A Holanda permite o aborto. E são as leis desse país que vigoram no interior de uma embarcação holandesa que atua sempre em águas internacionais. A Women on Waves, uma ONG favorável à legalização do aborto, viaja por vários países onde a prática ainda tem status de crime, e de barco, recolhe mulheres que por esses motivos não a podem fazê-la. Em alto-mar elas recebem pílulas abortivas e voltam, não mais grávidas, para terra firme. A holandesa Rececca Grompers, responsável pela Women on Waves, virou alvo de discussões e protestos, juntamente com sua ONG em Portugal, no final de 2004. Na época Portugal tinha leis iguais às nossas, e um aporto de um navio pró-aborto, em terras lusitanas foi considerado uma afronta pelo governo português que acionou imediatamente a Marinha para deter a embarcação. A notícia ganhou tanta repercussão em Portugal que começaram a ganhar força os movimentos a favor de Rebecca, que de uma maneira ou outra acabou sendo finalizado com o plebiscito em Fevereiro desse ano, o segundo sobre o tema em menos de dez anos. O resultado foi sim, e Portugal hoje é um país em que o aborto não é considerado mais crime. O que Rebecca Grompers defende?
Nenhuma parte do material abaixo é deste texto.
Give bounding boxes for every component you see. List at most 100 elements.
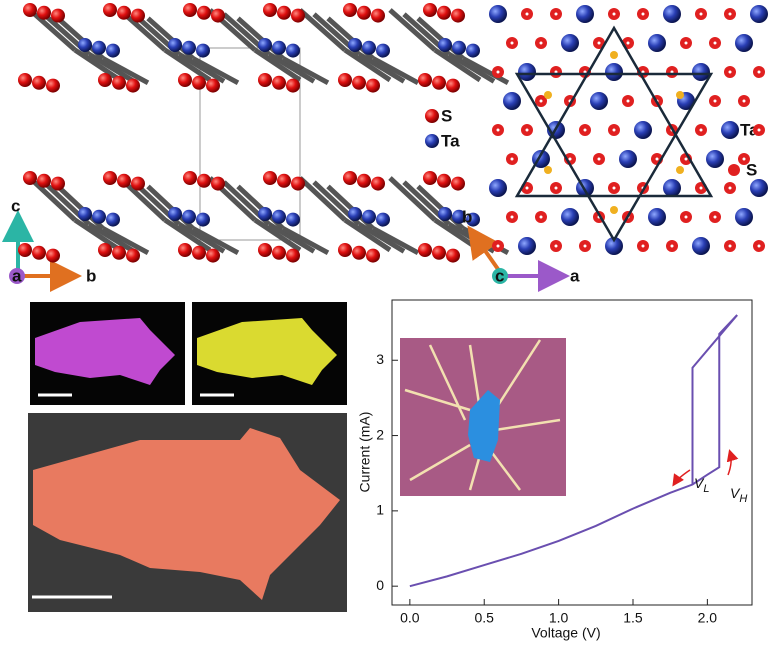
s-center bbox=[728, 244, 732, 248]
s-atom bbox=[23, 3, 37, 17]
s-center bbox=[699, 128, 703, 132]
s-center bbox=[612, 186, 616, 190]
legend-sphere bbox=[425, 134, 439, 148]
s-atom bbox=[32, 75, 46, 90]
s-atom bbox=[437, 173, 451, 188]
axis-dot bbox=[9, 268, 25, 284]
axis-label: c bbox=[11, 196, 20, 215]
s-center bbox=[525, 12, 529, 16]
ta-atom bbox=[376, 43, 390, 58]
ta-atom bbox=[619, 150, 637, 168]
s-center bbox=[496, 244, 500, 248]
map-flake bbox=[33, 428, 340, 600]
ta-atom bbox=[489, 5, 507, 23]
s-atom bbox=[192, 75, 206, 90]
ta-atom bbox=[196, 43, 210, 58]
s-center bbox=[597, 41, 601, 45]
s-atom bbox=[286, 78, 300, 93]
s-atom bbox=[366, 248, 380, 263]
ta-atom bbox=[489, 179, 507, 197]
ta-atom bbox=[561, 34, 579, 52]
s-atom bbox=[32, 245, 46, 260]
bond bbox=[101, 56, 150, 85]
s-atom bbox=[197, 173, 211, 188]
bond bbox=[73, 217, 122, 253]
s-center bbox=[510, 215, 514, 219]
x-tick-label: 1.5 bbox=[623, 610, 643, 626]
map-flake bbox=[35, 318, 175, 385]
ta-atom bbox=[605, 237, 623, 255]
ta-atom bbox=[182, 209, 196, 224]
s-atom bbox=[277, 173, 291, 188]
legend-label: S bbox=[441, 106, 452, 125]
shift-arrow bbox=[544, 166, 552, 174]
s-atom bbox=[371, 8, 385, 23]
axis-arrow bbox=[467, 225, 502, 274]
s-center bbox=[539, 41, 543, 45]
s-atom bbox=[192, 245, 206, 260]
ta-atom bbox=[466, 43, 480, 58]
s-center bbox=[568, 157, 572, 161]
bond bbox=[298, 8, 347, 52]
s-center bbox=[612, 12, 616, 16]
s-center bbox=[597, 157, 601, 161]
s-atom bbox=[357, 173, 371, 188]
ta-atom bbox=[106, 212, 120, 227]
axis-label: a bbox=[12, 266, 22, 285]
ta-atom bbox=[78, 207, 92, 221]
sweep-arrow bbox=[672, 469, 691, 487]
bond bbox=[253, 47, 302, 83]
bond bbox=[177, 222, 226, 254]
s-atom bbox=[343, 171, 357, 185]
annotation: VH bbox=[730, 485, 747, 505]
ta-atom bbox=[438, 38, 452, 52]
y-tick-label: 1 bbox=[376, 502, 384, 518]
s-center bbox=[728, 70, 732, 74]
s-atom bbox=[352, 75, 366, 90]
s-atom bbox=[206, 248, 220, 263]
shift-arrow bbox=[610, 51, 618, 59]
s-atom bbox=[131, 8, 145, 23]
s-center bbox=[713, 41, 717, 45]
bond bbox=[298, 176, 347, 222]
s-center bbox=[684, 215, 688, 219]
ta-atom bbox=[286, 43, 300, 58]
s-center bbox=[539, 215, 543, 219]
s-center bbox=[757, 70, 761, 74]
s-atom bbox=[183, 171, 197, 185]
s-center bbox=[612, 128, 616, 132]
ta-atom bbox=[272, 209, 286, 224]
s-atom bbox=[437, 5, 451, 20]
ta-atom bbox=[376, 212, 390, 227]
bond bbox=[281, 226, 330, 255]
ta-atom bbox=[362, 209, 376, 224]
s-center bbox=[742, 99, 746, 103]
s-atom bbox=[98, 73, 112, 87]
s-atom bbox=[338, 73, 352, 87]
shift-arrow bbox=[676, 166, 684, 174]
map-flake bbox=[197, 318, 337, 385]
legend-label: Ta bbox=[740, 120, 759, 139]
ta-atom bbox=[561, 208, 579, 226]
s-atom bbox=[357, 5, 371, 20]
ta-atom bbox=[518, 237, 536, 255]
shift-arrow bbox=[610, 206, 618, 214]
axis-label: b bbox=[86, 266, 96, 285]
bond bbox=[73, 47, 122, 83]
s-center bbox=[554, 186, 558, 190]
s-atom bbox=[98, 243, 112, 257]
ta-atom bbox=[648, 34, 666, 52]
s-center bbox=[641, 244, 645, 248]
bond bbox=[388, 8, 437, 52]
s-atom bbox=[178, 243, 192, 257]
y-tick-label: 0 bbox=[376, 577, 384, 593]
bond bbox=[267, 222, 316, 254]
bond bbox=[343, 47, 392, 83]
s-center bbox=[728, 186, 732, 190]
legend-label: Ta bbox=[441, 131, 460, 150]
ta-atom bbox=[182, 40, 196, 55]
s-atom bbox=[126, 78, 140, 93]
bond bbox=[163, 217, 212, 253]
x-tick-label: 1.0 bbox=[549, 610, 569, 626]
O aborto com um contexto social.


Caso médico


De acordo com estimativas da Organização Mundial de Saúde, 87 milhões de mulheres engravidam sem a sua vontade ou da família, em todo o mundo. Dessas, mais da metade, ou mais de 46 milhões, fará um aborto. Das 46 milhões, que optaram por dar fim a gravidez, 19 milhões a farão em condições não assistidas e altamente inseguras. O resultado não poderia se outro: 70 mil mulheres morrem em conseqüências de um aborto ilegal todos os anos, no mundo inteiro. Por esse motivo, as ONGs que defendem a descriminalização do aborto, incluindo a Women on Waves, dizem que o a proibição do aborto não é um motivo religioso e sim um problema de saúde pública, que deve ser resolvido pelo Estado sem convenções com a religião, visando o direito da mulher à saúde e à vida. A socióloga e coordenadora da ONG Católicas pelo direito de decidir, Dulce Xavier, que é a favor da descriminalização do aborto diz que o assunto é uma questão social, e que o direito de decidir sobre isso tem que estar garantido à uma mulher que possivelmente queira realizá-lo. “Ninguém quer fazer aborto porque gosta. Há uma necessidade nisso, e essa necessidade deve ser respeitada, garantindo que isso possa ser feito com a ajuda do Governo.”


Lado ético?

Governo que se divide cada vez mais, espelhando os lados da sociedade que defendem cada qual o seu direito à vida. Qual delas é a mais importante, mais ética, ou mais justa os infinitos argumentos que cada lado tem a seu favor podem mostrar as vertentes de cada uma. Talvez as duas sejam importantes, talvez nenhuma. Se realmente existe um lado ético nisso tudo, talvez um dia se chegue a um consenso.